Annotation Types & How To Prepare Data

This page explains the four fundamental annotation types implemented in the Alegion platform, and how to prepare your data for each.

Video Annotation

Video annotation task screenshot

Alegion's video annotation tools are optimized for:

  • precise object localization
  • object classification
  • attribute assignment
  • complex relationships to other objects (including composition, association)
  • frame-by-frame scene classification
  • instance recognition

ML-enhanced labeling

For certain use cases, we integrate deep learning and/or computer vision techniques to pre-label and perform automated entity resolution on videos in order to drastically reduce effort without sacrificing annotation quality.

Handling large videos

Alegion's infrastructure techniques and task interfaces are further optimized to handle very large videos, in terms of dimensions, length (frame count), target density, or combinations of each.

Preparing your data

Video assets are hosted as described in the data pipelines documentation. Input records for video primarily consist of the URL to the asset itself.

Videos must be in the webm format. (See the open standard reference.) Our customer success team will be happy to provide you with conversion help as needed.

Image Annotation

Image annotation task screenshot

Alegion's image annotation tools are optimized for:

  • scene classification
  • object localization and classification
  • semantic segmentation
  • instance segmentation
  • complex relationships among objects (including composition, association)
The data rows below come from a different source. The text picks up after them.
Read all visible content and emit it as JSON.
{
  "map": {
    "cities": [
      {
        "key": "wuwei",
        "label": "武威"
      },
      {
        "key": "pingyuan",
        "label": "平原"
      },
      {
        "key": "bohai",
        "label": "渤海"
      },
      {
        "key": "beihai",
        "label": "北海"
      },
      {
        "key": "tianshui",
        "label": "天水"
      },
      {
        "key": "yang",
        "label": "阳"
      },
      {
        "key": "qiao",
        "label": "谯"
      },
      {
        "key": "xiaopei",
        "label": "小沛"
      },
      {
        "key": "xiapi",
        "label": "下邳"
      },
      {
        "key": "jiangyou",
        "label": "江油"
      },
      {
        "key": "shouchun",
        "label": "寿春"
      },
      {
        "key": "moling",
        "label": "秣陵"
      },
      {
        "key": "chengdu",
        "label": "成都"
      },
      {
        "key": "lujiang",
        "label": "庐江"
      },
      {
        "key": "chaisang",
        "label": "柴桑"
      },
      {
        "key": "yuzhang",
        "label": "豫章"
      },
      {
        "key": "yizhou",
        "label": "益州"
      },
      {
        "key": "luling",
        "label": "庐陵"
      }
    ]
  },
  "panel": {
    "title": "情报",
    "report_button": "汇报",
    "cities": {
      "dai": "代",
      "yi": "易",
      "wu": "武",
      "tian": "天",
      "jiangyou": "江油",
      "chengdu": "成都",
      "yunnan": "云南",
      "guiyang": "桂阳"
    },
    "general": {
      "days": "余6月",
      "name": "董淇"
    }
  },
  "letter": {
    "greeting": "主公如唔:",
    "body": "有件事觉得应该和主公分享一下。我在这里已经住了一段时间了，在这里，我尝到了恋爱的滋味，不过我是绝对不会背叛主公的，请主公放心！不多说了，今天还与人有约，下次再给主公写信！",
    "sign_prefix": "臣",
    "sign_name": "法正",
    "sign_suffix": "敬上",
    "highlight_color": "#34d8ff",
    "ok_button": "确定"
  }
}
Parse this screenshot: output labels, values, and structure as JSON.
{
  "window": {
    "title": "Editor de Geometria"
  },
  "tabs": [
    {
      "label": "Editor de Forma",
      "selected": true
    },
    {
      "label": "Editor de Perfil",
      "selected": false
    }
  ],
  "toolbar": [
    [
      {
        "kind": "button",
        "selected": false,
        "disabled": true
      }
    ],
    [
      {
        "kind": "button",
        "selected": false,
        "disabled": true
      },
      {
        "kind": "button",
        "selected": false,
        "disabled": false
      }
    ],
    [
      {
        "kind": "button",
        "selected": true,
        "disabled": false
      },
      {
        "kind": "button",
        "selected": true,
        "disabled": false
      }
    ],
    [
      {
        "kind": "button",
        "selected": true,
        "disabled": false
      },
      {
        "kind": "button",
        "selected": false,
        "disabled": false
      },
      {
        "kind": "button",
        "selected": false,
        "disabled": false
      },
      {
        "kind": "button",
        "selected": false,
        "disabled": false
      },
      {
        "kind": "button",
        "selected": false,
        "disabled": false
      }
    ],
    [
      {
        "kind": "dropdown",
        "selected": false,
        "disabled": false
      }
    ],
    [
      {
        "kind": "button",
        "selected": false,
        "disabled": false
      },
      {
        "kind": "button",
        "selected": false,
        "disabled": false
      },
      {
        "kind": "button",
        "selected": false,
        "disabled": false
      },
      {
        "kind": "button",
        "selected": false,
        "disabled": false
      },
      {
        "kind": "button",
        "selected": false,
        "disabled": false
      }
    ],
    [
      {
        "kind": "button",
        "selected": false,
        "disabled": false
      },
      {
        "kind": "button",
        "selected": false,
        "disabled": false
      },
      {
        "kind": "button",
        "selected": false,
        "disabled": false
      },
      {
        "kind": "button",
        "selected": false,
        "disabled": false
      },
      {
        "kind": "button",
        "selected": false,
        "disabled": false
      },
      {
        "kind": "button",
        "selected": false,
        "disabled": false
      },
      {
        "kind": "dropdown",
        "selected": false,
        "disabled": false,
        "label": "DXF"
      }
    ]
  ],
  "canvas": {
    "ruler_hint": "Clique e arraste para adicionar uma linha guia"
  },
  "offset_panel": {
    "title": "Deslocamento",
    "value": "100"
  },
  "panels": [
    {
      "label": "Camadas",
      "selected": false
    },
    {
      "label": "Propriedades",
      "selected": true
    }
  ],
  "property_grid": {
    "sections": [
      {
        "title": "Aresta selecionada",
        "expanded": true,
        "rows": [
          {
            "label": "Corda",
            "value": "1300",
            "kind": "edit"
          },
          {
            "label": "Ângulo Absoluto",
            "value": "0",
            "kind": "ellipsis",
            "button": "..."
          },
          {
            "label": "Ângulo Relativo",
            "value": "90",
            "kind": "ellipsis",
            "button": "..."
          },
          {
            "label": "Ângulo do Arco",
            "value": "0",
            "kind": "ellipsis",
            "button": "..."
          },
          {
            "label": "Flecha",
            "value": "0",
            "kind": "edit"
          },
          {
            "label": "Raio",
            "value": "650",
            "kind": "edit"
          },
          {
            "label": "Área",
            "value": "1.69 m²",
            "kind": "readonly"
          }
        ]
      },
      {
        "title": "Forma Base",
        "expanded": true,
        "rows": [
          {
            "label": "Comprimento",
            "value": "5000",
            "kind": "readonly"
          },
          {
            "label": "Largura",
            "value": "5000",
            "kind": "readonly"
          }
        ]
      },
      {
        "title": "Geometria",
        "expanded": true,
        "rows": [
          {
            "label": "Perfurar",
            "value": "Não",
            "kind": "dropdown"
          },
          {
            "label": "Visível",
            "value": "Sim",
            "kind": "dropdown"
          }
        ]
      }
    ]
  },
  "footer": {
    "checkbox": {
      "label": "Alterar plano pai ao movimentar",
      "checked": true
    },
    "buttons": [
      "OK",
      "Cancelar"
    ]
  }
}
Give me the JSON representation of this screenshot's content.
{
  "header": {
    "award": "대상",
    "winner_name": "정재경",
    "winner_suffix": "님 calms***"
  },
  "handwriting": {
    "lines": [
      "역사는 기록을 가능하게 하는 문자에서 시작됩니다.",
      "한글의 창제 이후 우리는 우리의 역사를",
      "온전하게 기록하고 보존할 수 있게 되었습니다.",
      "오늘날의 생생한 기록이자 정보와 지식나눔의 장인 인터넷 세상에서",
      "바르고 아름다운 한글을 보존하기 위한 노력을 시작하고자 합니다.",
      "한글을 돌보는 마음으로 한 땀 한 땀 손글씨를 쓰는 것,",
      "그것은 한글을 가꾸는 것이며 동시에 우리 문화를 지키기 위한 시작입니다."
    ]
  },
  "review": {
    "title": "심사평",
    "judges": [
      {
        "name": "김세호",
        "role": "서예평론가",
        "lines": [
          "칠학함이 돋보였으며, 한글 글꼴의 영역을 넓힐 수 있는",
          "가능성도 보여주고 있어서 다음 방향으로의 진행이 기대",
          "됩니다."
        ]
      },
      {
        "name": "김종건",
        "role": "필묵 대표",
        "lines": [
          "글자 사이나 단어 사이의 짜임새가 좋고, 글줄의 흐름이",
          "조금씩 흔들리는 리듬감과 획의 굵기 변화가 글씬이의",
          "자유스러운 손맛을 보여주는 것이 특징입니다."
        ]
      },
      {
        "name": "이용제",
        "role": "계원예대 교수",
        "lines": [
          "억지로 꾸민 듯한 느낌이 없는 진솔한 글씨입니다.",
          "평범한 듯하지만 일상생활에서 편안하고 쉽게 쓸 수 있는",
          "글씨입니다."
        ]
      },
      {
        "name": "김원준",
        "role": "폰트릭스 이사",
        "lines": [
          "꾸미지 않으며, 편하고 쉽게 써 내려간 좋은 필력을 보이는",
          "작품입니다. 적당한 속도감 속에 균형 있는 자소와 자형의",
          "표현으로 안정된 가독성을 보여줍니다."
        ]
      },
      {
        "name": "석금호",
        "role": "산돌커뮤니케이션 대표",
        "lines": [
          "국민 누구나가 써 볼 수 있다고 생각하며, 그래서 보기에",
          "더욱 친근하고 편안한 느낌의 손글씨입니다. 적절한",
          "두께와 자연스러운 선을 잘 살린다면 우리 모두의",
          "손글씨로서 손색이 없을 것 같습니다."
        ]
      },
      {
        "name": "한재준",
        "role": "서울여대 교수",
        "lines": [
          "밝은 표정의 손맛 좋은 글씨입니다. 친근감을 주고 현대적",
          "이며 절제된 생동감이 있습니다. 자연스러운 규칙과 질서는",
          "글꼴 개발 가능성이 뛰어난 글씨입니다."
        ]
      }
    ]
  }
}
Scenes and instances support any number of additional attributes (e.g. "partially occluded").

ML-enhanced labeling

In addition to the pre-labeling techniques supported in video annotation (above), our image annotation interfaces allow labelers to move faster with greater accuracy using:

  • SmartPoly™, which allows labelers to create high-fidelity polygons and masks around complex shapes in four clicks
  • extreme clicking, which drastically accelerates the drawing of accurate bounding boxes

Preparing your data

Images are hosted as described in the data pipelines documentation. Input records for image annotation tasks primarily consist of the URL to the asset itself.

NER/NLP Annotation

NLP named entity recognition task screenshot

Our purpose-built interface for NLP is ideal for:

  • named entity recognition (NER)
  • temporal tagging
  • keyphrase tagging
  • part of speech identification
  • fine-grained sentiment identification

Preparing your data

Documents used in this tool are loaded asynchronously (similar to images and videos). The document itself is separate from the input record, which primarily consists of the URL to the asset itself.

To prepare your corpus, simply write each document as a .txt file. (All Unicode characters are supported.) Your corpus is securely hosted as described in the data pipelines documentation.

Compound/General Tasks

Compound/general annotation task screenshot

Alegion is also well-suited for a vast variety of general purpose tasks, thanks to a composable task design system that supports:

  • exclusive pick lists (e.g. radio buttons)
  • multi-select pick lists (e.g. checkboxes)
  • taxonomies up to seven levels deep, with hundreds of leaf nodes
  • video and audio players
  • free text entry
  • freeform tags ("pill" interface)

Furthermore, our task designs support linking multiple form controls with conditional logic. This allows your nuanced business or domain rules to be encoded into choices available to the labeller, in turn speeding up complex tasks by simplifying the user interface.

The layout of compound tasks is flexible without being chaotic. Controls conform to a grid that is responsive to device width, but you can tailor the task design to your specific needs and users.

Finally, these form elements can be combined with the special-purpose tasks (video, image, NER) in order to capture information beyond what those interfaces include (e.g. free-form text descriptons of a scene).

Preparing your data

Fields in input records for this type of task are determined by the controls used, and the fieldnames may also differ in various stages of a multi-stage workflow. Simply match your input record fieldnames and data types to those expected by the task design. (Note that fieldnames must be unique within a workflow.)

Unlike images, videos, and text documents, where only metadata like the asset's URL is stored in Alegion, input data for compound/general tasks is part of the input record.

In cases where general task types are added to a special-purpose interface (video, image, NER), the digital assets remain separate.